L'Espagne rend hommage aux victimes du COVID-19

Le roi a déclaré jeudi que l'Espagne a donné « une leçon d'immense courage » et d'esprit d'amélioration pendant la pandémie et a demandé d'agir ensemble, à partir « du respect et de la compréhension », pour pouvoir regarder l'avenir avec « confiance et espoir ». Felipe VI a lancé cet appel lors de l'hommage civil aux victimes de la pandémie dans le Patio de la Armería du Palais royal, où il a assuré aux proches des plus de 28 000 morts qu'« ils ne sont pas seuls dans leur douleur ». « C'est une douleur que nous partageons. Leur deuil est le nôtre, qui est présent ici devant tous les Espagnols. Une douleur et un deuil dans lesquels nous nous reconnaissons tous », a souligné le monarque.
M.Felipe a admis que l'hommage ne peut pas réparer la tristesse de ceux qui ont perdu un être cher, mais il leur a garanti qu'« ils resteront dans la mémoire » et que les citoyens « ne les oublieront pas ». « Cette dette morale et ce devoir civique nous obligent et nous engagent tous. Mettons ensemble, mettons ensemble toute notre volonté, toute notre capacité, toute notre connaissance, tout notre effort et notre engagement pour pouvoir regarder l'avenir avec confiance et espoir. Et faisons-le avec respect et compréhension », a encouragé le monarque aux représentants institutionnels présents à l'événement.
La responsabilité, la force morale, la détermination face à l'adversité et l'esprit de dépassement de soi du peuple espagnol sont, selon Felipe VI, les principes qui doivent guider le chemin à suivre pour « affronter et surmonter les difficultés». « Nous les surmonterons », a-t-il ajouté. « Ce sera sans doute le meilleur hommage renouvelé que nous puissions offrir demain à ceux qui aujourd'hui, en toute justice et mérite, nous nous souvenons, reconnaissons et honorons », a-t-il proclamé.

Des membres du gouvernement et des pouvoirs publics, tous les présidents régionaux, des représentants des partis, à l'exception de Vox, et les chefs des institutions européennes, ainsi que la reine Letizia, la princesse Leonor et la princesse Sofia, ont participé à l'événement. Une participation qui a reflété « le respect et la plus grande solennité de l'État » dans son hommage aux victimes, selon M.Felipe.
Parmi ceux qui sont décédés, il a rappelé que la majorité étaient des personnes âgées et qu'elles faisaient partie d'une génération « admirable » qui contribuait à « construire l'édifice de la coexistence démocratique » au quotidien.
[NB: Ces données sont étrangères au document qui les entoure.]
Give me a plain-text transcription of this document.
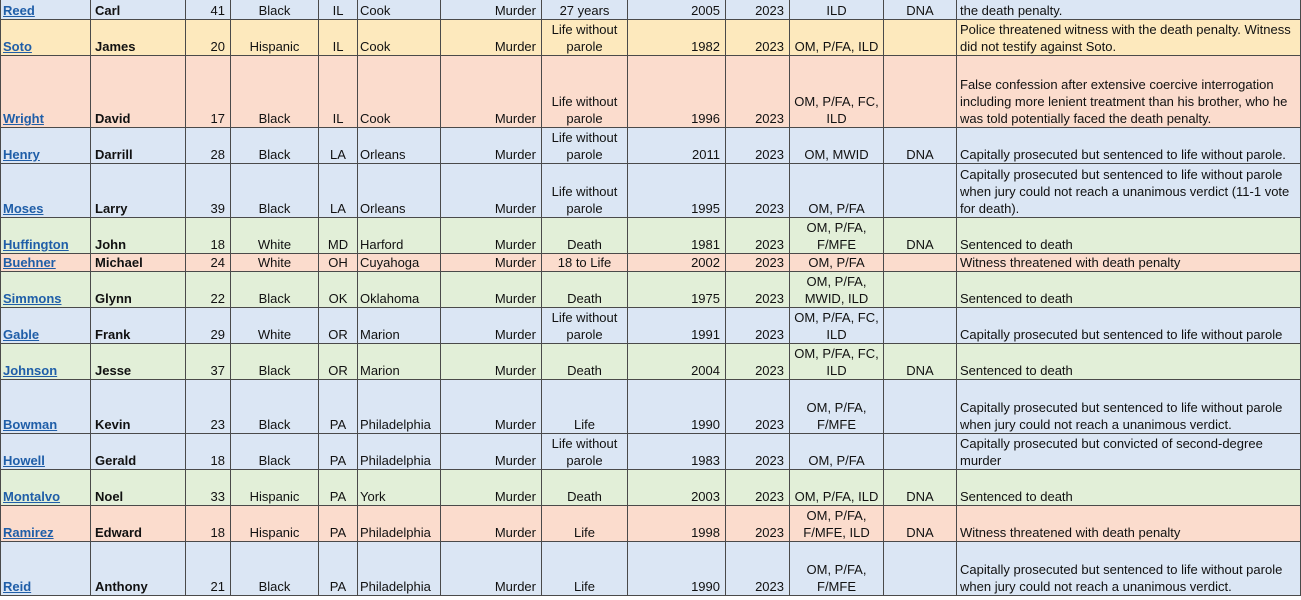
Reed	Carl	41	Black	IL	Cook	Murder	27 years	2005	2023	ILD	DNA	the death penalty.
Soto	James	20	Hispanic	IL	Cook	Murder	Life without parole	1982	2023	OM, P/FA, ILD		Police threatened witness with the death penalty. Witness did not testify against Soto.
Wright	David	17	Black	IL	Cook	Murder	Life without parole	1996	2023	OM, P/FA, FC, ILD		False confession after extensive coercive interrogation including more lenient treatment than his brother, who he was told potentially faced the death penalty.
Henry	Darrill	28	Black	LA	Orleans	Murder	Life without parole	2011	2023	OM, MWID	DNA	Capitally prosecuted but sentenced to life without parole.
Moses	Larry	39	Black	LA	Orleans	Murder	Life without parole	1995	2023	OM, P/FA		Capitally prosecuted but sentenced to life without parole when jury could not reach a unanimous verdict (11-1 vote for death).
Huffington	John	18	White	MD	Harford	Murder	Death	1981	2023	OM, P/FA, F/MFE	DNA	Sentenced to death
Buehner	Michael	24	White	OH	Cuyahoga	Murder	18 to Life	2002	2023	OM, P/FA		Witness threatened with death penalty
Simmons	Glynn	22	Black	OK	Oklahoma	Murder	Death	1975	2023	OM, P/FA, MWID, ILD		Sentenced to death
Gable	Frank	29	White	OR	Marion	Murder	Life without parole	1991	2023	OM, P/FA, FC, ILD		Capitally prosecuted but sentenced to life without parole
Johnson	Jesse	37	Black	OR	Marion	Murder	Death	2004	2023	OM, P/FA, FC, ILD	DNA	Sentenced to death
Bowman	Kevin	23	Black	PA	Philadelphia	Murder	Life	1990	2023	OM, P/FA, F/MFE		Capitally prosecuted but sentenced to life without parole when jury could not reach a unanimous verdict.
Howell	Gerald	18	Black	PA	Philadelphia	Murder	Life without parole	1983	2023	OM, P/FA		Capitally prosecuted but convicted of second-degree murder
Montalvo	Noel	33	Hispanic	PA	York	Murder	Death	2003	2023	OM, P/FA, ILD	DNA	Sentenced to death
Ramirez	Edward	18	Hispanic	PA	Philadelphia	Murder	Life	1998	2023	OM, P/FA, F/MFE, ILD	DNA	Witness threatened with death penalty
Reid	Anthony	21	Black	PA	Philadelphia	Murder	Life	1990	2023	OM, P/FA, F/MFE		Capitally prosecuted but sentenced to life without parole when jury could not reach a unanimous verdict.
Dans son discours, il a exprimé son « immense gratitude » envers les milliers de citoyens et de groupes qui ont travaillé en première ligne pendant la pandémie en faveur des autres, à qui la société « doit beaucoup plus qu'elle ne peut l'imaginer » pour avoir maintenu le pouls du pays. « Leur comportement a été le meilleur exemple des valeurs civiques et morales de notre société et la meilleure raison de notre espoir collectif », a-t-il déclaré.
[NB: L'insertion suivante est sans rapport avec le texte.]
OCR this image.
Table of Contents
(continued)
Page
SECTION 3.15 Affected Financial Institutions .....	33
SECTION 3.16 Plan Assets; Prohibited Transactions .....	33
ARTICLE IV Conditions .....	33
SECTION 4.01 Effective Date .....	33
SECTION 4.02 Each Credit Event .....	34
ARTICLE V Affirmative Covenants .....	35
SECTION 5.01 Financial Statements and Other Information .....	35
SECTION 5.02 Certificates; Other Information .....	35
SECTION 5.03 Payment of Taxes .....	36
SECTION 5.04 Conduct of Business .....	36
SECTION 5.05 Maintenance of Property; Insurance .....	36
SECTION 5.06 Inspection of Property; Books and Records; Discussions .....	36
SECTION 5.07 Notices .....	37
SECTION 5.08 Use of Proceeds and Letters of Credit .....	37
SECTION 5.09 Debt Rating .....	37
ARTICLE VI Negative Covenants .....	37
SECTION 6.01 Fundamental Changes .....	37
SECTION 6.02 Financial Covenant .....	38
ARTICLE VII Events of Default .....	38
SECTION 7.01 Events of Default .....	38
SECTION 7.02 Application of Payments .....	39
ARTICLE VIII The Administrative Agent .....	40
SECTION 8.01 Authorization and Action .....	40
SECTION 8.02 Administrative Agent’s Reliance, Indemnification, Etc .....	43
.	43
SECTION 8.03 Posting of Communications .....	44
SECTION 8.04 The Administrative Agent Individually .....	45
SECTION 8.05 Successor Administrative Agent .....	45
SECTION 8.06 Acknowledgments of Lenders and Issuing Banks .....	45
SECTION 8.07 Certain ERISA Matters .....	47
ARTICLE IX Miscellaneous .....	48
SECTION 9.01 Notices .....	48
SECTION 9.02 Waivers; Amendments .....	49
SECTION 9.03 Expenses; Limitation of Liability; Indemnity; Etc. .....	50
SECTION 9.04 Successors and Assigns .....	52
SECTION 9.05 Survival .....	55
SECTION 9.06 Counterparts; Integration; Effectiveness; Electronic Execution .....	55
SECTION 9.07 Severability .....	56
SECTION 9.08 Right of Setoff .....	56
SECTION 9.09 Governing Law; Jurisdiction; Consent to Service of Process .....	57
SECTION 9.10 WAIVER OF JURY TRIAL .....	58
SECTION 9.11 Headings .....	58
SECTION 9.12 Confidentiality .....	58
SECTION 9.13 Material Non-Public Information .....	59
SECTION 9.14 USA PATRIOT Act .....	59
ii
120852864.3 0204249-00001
Pour Felipe VI, la crise sanitaire a mis « le peuple espagnol à l'épreuve en tant que pays et en tant que société », mais il a souligné qu'il peut se sentir « fier » de la responsabilité dont il a fait preuve en ces temps « durs et difficiles ».
« Notre société a donné en ces mois une leçon d'une immense valeur. L'Espagne a fait preuve de son meilleur esprit. Quand les années passeront et que nous nous souviendrons de cette époque et de ces jours, nous nous souviendrons aussi que nous nous sommes donnés un exemple, une fois de plus dans notre histoire, de civilité, de maturité, de résistance et d'engagement envers les autres », a souligné le monarque.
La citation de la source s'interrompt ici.